Stamp Duty can be paid by Franking (submitted documents are processed by authorized banks via a franking machine), Stamp Paper (long & inconvenient method) & E-stamp (NEFT/RTGS).
• Registration Charges -
If the property is located in Corporation or Municipal Council area – 5% Stamp Duty, 1% LBT and 1% Registration Charges or up to Rs. 30,000/- whichever is less.
If the property is located in Rural area – 4% Stamp Duty, 1% LBT and 1% Registration Charges or up to Rs. 30,000/- whichever is less.
• After your home loan is approved and you start paying EMIs, you pay for it in two parts - the principal amount and the interest. Under section 80C, the total amount of principal paid by you in a financial year (1 April to 31 March) can be claimed as a deduction from gross total income. This is a very big relief provided by the Government as you are required to pay hefty equated monthly instalments (EMI). (Maximum tax deduction allowed under Section 80C is Rs. 1,50,000.)
• Homeowners can file a claim for deduction on their home loan interest of up to Rs. 2 Lakhs. This is applicable if the owners are living in the property or if it is vacant as well. In case, if you have put your property on rent, then the entire interest on the home loan can be deducted. However, your deduction on interest is limited to Rs. 30,000 instead of Rs 2 lakhs if both the following conditions stand satisfied:
1. The loan is taken on or after 1 April 1999.
2. The purchase or construction is not completed within 5 years from the end of the FY in which loan was availed.
• Under Section 80EE of the Income Tax Act, the homeowners with only one house property on the date of sanction of loan can avail the tax benefit of up to Rs.50,000.
• These benefits are not available for an under-construction property.

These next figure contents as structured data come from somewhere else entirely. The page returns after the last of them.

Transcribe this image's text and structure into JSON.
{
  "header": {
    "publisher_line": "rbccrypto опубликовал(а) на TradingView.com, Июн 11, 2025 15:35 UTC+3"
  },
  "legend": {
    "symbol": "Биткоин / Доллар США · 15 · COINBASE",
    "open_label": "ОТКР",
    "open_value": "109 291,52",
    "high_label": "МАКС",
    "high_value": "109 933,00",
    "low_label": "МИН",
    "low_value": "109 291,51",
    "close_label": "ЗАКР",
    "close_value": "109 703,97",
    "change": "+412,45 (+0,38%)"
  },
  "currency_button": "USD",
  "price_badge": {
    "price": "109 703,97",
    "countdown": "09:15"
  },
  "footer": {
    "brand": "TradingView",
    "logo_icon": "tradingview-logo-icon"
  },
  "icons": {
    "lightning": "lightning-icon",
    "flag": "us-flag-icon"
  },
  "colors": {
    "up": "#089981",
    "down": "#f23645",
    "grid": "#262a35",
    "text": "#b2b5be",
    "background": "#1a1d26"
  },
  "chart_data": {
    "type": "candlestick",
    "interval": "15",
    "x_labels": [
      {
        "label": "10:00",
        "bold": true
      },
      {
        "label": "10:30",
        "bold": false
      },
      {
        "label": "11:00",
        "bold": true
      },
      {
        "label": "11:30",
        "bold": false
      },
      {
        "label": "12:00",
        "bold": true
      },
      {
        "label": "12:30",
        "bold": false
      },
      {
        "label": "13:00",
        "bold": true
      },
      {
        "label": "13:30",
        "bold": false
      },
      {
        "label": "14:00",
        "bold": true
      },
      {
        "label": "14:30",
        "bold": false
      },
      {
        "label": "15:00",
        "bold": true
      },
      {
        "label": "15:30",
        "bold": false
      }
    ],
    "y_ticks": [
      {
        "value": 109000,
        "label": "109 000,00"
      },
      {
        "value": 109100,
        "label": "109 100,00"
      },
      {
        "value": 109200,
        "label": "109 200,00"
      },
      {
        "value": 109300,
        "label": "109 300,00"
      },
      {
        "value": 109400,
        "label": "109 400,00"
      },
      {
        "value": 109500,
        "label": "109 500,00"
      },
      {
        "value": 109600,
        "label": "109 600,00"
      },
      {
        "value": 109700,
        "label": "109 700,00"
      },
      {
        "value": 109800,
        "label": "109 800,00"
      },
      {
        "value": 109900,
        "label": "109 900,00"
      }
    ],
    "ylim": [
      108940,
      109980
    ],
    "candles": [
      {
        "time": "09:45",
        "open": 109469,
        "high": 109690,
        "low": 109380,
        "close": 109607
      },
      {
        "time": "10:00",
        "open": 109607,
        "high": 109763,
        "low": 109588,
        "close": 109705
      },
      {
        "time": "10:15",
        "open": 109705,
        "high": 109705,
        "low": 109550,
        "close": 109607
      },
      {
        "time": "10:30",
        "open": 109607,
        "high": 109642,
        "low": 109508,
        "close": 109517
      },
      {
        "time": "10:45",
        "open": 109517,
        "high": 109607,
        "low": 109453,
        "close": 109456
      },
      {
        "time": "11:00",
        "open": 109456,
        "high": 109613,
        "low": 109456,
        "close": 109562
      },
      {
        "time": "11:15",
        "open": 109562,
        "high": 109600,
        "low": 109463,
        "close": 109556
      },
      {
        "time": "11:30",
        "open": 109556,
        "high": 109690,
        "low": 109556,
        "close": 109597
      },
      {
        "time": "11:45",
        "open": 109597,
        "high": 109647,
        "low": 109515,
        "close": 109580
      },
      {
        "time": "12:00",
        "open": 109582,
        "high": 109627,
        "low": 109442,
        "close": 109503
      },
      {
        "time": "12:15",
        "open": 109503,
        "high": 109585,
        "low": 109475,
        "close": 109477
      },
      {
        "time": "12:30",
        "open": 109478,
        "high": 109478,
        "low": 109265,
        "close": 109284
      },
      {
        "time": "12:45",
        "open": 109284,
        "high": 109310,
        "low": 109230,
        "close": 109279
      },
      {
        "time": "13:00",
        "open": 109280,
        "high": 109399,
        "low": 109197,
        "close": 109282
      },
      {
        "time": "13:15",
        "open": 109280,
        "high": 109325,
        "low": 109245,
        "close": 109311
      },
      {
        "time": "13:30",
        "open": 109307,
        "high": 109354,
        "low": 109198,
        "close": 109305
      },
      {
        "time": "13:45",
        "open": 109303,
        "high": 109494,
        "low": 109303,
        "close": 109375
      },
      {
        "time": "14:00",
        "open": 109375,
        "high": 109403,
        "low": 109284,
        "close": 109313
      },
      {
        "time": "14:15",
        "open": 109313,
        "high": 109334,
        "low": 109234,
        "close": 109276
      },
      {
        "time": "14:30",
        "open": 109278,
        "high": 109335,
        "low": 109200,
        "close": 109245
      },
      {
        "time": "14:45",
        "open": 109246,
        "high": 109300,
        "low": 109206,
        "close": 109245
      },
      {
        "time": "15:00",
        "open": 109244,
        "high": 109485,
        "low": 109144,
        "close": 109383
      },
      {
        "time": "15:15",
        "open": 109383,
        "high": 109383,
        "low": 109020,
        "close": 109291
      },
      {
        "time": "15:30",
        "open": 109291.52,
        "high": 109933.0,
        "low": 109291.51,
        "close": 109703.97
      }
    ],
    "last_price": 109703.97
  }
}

If you are applying for a joint home loan along with your spouse, friend or a relative and you are co-owning the property then you are eligible for tax benefits. And can each applicant can make a claim up to the full amount under Section 80C and Section 24.
• House Rent Allowance (HRA) is a salary component, allotted by the employer towards employees rent accommodation. It is very beneficial for the employee as it gets calculated for tax deduction purposes while filling TDS for a financial year.
• In case, you have a home loan for your property, and you are living in another apartment on rent, then you are allowed to make two separate claims. One is for the home loan tax benefit and another for the benefit pertaining to HRA (House Rent Allowance). List of documents required for both are different, so, plan in advance and keep them ready to enjoy the maximum tax benefits under such condition.